19. The method of claim 13, wherein the patient further exhibits abnormal cortisol levels, abnormal endocannabinoid concentrations, a smaller hippocampus than average population measurements, or a reduced volume of prefrontal regions of the brain as compared to population measurements, or any combinations thereof.

20 The method of claim 13, wherein the FAAH inhibitor is selected from the group consisting of an azetidine derivative.

21. The method of claim 20, wherein the azetidine derivative is 3-{[5-(2- Fluorophenyl)pyridin-2-yl]oxy}-N-(pyridazin-3-yl)azetidine-l -carboxamide or a pharmaceutically acceptable salt thereof.

22. The method of claim 21, wherein the pharmaceutically acceptable salt is selected from the group consisting a salt of hydrochloric acid, hydrobromic acid, sulfuric acid, phosphoric acid, nitric acid, and the like), and salts formed with organic acids such as acetic acid, trifluoroacetic acid, oxalic acid, tartaric acid, succinic acid, malic acid, fumaric acid, maleic acid, ascorbic acid, benzoic acid, tannic acid, pamoic acid, alginic acid, polyglutamic acid, naphthalene sulfonic acid, naphthalene disulfonic acid, polygalacturonic acid, and any combinations thereof

23. The method of claim 22, wherein the azetidine derivative is administered in doses ranges from 1 mg to 750 mg.

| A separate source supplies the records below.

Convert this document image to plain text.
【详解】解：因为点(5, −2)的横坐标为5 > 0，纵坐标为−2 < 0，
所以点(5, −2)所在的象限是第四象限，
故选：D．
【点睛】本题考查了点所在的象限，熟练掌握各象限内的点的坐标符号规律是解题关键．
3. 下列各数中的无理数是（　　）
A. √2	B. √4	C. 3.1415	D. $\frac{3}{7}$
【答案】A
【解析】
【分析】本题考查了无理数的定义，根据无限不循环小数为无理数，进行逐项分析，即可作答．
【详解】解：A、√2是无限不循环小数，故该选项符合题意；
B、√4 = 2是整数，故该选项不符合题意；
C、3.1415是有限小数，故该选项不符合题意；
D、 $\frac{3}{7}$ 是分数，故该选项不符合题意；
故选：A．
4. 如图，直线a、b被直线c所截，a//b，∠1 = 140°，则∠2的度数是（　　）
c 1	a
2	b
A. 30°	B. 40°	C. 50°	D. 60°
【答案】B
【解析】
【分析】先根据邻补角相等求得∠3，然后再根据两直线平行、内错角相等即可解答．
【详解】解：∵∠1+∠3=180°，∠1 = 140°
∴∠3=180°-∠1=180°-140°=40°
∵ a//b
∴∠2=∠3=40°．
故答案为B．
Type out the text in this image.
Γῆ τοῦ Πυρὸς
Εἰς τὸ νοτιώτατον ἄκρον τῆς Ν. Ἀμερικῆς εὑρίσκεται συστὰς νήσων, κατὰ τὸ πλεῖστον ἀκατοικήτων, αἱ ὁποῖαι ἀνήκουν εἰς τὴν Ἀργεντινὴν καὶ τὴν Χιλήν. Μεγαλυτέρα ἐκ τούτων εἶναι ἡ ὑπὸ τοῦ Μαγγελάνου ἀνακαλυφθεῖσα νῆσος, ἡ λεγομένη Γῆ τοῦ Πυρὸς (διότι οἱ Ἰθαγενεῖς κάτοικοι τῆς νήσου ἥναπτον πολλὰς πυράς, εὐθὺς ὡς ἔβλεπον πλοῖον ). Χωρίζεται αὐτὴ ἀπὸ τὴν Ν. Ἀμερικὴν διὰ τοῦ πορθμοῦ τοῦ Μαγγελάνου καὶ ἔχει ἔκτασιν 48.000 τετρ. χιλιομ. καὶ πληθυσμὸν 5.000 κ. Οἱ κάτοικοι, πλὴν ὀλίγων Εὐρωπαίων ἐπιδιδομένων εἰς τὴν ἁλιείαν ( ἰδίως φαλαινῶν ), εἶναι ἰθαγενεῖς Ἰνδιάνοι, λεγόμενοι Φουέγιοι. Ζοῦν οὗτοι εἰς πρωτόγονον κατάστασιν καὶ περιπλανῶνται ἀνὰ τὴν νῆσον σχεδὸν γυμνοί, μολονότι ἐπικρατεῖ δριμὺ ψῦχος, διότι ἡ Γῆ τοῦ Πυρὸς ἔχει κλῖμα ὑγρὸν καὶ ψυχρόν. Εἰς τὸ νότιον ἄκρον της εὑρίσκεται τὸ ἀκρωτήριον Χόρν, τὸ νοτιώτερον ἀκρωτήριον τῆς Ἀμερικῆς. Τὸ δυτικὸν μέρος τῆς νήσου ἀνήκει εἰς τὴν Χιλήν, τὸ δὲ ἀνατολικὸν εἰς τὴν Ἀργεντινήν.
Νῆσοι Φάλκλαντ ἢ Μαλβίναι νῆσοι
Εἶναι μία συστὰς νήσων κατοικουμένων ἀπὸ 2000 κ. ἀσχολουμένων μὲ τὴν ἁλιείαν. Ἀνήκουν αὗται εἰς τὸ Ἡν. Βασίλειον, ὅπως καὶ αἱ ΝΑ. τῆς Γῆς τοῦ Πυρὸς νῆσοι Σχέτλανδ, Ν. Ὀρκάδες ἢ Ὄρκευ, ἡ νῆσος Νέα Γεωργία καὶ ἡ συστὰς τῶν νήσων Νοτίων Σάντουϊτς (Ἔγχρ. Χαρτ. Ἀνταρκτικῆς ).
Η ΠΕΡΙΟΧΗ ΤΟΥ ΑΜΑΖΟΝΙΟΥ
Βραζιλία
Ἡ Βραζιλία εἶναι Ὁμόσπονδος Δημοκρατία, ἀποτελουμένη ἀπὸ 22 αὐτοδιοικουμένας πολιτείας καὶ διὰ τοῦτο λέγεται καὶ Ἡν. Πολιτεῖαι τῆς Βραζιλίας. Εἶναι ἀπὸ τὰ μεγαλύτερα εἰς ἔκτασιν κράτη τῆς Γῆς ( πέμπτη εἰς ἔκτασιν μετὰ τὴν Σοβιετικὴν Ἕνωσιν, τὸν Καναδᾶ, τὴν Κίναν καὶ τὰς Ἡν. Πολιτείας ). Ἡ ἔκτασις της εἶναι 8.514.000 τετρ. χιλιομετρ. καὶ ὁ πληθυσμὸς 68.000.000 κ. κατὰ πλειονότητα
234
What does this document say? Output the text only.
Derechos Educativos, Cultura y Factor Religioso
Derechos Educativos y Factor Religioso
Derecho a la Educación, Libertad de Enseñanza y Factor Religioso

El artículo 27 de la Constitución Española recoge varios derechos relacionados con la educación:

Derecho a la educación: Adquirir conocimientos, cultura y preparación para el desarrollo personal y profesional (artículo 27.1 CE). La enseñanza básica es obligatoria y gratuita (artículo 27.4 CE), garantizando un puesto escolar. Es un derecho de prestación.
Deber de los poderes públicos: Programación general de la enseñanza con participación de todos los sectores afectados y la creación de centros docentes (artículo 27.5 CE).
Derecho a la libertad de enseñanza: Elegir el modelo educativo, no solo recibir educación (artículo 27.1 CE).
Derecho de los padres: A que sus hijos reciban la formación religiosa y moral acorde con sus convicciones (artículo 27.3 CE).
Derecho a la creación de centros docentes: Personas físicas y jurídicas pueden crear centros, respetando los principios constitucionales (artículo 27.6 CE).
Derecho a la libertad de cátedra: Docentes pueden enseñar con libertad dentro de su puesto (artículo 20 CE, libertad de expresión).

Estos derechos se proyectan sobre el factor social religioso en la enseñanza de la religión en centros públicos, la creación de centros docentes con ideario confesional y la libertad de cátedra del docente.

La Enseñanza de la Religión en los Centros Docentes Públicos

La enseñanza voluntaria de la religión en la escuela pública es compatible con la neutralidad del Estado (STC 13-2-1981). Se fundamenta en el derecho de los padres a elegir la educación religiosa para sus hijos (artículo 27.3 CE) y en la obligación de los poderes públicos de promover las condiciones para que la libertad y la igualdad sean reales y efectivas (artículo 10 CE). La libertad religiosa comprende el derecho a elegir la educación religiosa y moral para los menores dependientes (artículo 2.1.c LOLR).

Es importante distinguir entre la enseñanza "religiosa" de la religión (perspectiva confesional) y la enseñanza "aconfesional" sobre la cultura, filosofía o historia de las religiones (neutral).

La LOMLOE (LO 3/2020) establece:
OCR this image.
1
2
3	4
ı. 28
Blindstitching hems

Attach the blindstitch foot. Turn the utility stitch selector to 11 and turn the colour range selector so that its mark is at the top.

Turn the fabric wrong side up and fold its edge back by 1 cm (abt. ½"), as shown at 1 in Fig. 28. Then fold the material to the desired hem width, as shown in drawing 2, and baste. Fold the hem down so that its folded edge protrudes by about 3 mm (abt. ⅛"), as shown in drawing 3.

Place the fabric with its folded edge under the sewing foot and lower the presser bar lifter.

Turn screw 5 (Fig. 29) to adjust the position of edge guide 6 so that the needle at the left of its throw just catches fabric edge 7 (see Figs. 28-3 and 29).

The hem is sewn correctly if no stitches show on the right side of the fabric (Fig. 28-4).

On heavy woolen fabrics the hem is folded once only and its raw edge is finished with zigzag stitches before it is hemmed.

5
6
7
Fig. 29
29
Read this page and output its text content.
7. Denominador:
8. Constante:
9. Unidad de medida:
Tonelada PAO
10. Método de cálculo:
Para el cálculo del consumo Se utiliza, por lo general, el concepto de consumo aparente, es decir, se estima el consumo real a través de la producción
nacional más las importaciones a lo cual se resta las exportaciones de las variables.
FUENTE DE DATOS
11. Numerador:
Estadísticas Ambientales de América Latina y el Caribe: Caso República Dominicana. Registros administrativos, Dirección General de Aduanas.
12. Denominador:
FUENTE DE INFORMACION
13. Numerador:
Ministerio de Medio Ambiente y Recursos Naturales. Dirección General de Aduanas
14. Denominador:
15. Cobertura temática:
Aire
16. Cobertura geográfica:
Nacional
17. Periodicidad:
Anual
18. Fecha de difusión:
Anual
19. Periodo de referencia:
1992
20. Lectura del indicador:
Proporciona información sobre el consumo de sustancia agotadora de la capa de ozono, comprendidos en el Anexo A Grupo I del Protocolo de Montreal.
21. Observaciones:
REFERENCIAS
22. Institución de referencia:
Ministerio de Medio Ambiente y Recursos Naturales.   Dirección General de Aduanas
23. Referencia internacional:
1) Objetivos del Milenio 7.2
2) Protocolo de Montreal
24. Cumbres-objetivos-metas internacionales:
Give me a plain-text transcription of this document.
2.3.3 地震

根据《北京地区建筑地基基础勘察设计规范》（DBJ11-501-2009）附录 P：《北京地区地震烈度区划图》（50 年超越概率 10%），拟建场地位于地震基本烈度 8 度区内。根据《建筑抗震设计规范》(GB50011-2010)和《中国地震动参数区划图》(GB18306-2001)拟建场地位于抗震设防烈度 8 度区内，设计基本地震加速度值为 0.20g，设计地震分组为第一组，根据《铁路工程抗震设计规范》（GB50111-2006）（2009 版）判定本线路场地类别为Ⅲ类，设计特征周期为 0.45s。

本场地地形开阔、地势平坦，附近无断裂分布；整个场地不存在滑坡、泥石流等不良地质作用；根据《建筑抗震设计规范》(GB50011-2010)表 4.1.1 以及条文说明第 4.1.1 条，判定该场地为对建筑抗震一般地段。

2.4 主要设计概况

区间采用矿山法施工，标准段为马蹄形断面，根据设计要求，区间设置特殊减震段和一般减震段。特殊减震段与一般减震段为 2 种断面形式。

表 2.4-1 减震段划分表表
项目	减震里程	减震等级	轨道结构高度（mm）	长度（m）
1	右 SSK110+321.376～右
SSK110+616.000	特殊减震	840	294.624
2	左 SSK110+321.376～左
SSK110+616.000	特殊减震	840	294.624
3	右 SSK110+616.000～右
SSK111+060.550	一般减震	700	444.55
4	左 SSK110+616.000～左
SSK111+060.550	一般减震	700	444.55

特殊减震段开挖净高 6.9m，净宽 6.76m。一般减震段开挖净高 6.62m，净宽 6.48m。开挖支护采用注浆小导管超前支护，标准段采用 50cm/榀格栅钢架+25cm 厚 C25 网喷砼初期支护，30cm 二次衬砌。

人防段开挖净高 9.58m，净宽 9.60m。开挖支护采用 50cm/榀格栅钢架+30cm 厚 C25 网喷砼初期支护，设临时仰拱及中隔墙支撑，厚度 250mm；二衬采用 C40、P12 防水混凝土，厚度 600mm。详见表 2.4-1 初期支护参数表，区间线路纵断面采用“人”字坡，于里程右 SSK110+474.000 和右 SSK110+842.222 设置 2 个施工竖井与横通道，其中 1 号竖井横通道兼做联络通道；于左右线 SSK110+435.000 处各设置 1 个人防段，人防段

24. The method of claim 23, further including the step of administering to said patient a second therapeutic agent that is selected from the group consisting of a serotonin reuptake inhibitors (SSRIs), a beta-adrenergic antagonist, an alpha 1 adrenergic antagonist, a benzodiazepine, an opiate compound, a cannabinoid compound, a cortisol lowering agent, an antagonist of N-methyl-D-aspartate (NMD A) receptors, a ventromedial prefrontal cortex enhancer and any combinations thereof.

25 A method of treating anxiety, pain, depression associated with trauma comprising administering to a subject in need of such treatment an effective amount of a FAAH inhibitor.

26. The method of claim 25, wherein the FAAH inhibitor is selected from the group consisting of an azetidine derivative.

27. The method of claim 26, wherein the azetidine derivative is 3-{[5-(2- Fluorophenyl)pyridin-2-yl]oxy}-N-(pyridazin-3-yl)azetidine-l-carboxamide or a pharmaceutically acceptable salt thereof.

28 The method of claim 27, wherein the pharmaceutically acceptable salt is selected from the group consisting of a salt of hydrochloric acid, hydrobromic acid, sulfuric acid, phosphoric acid, nitric acid, and the like), and salts formed with organic acids such as acetic acid, trifluoroacetic acid, oxalic acid, tartaric acid, succinic acid, malic acid, fumaric acid, maleic acid, ascorbic acid, benzoic acid, tannic acid, pamoic acid, alginic acid, polyglutamic acid, naphthalene sulfonic acid, naphthalene disulfonic acid, polygalacturonic acid, and any combinations thereof30.

29. The method of claim 28, wherein the azetidine derivative is administered in doses ranges from 1 mg to 750 mg.

30. A pharmaceutical unit form which comprises an immediate release and a delayed release component, wherein the immediate release component comprising a first therapeutic agent selected from the group consisting of a FAAH inhibitor, and the delayed release component comprising a second therapeutic agent that is selected from the group consisting of a serotonin reuptake inhibitors (SSRIs), a beta-adrenergic antagonist, an alpha 1 adrenergic antagonist, a benzodiazepine, an opiate compound, a cannabinoid compound, a cortisol lowering agent, an antagonist of N-methyl-D-aspartate (NMDA) receptors, a ventromedial prefrontal cortex enhancer and any combinations thereof.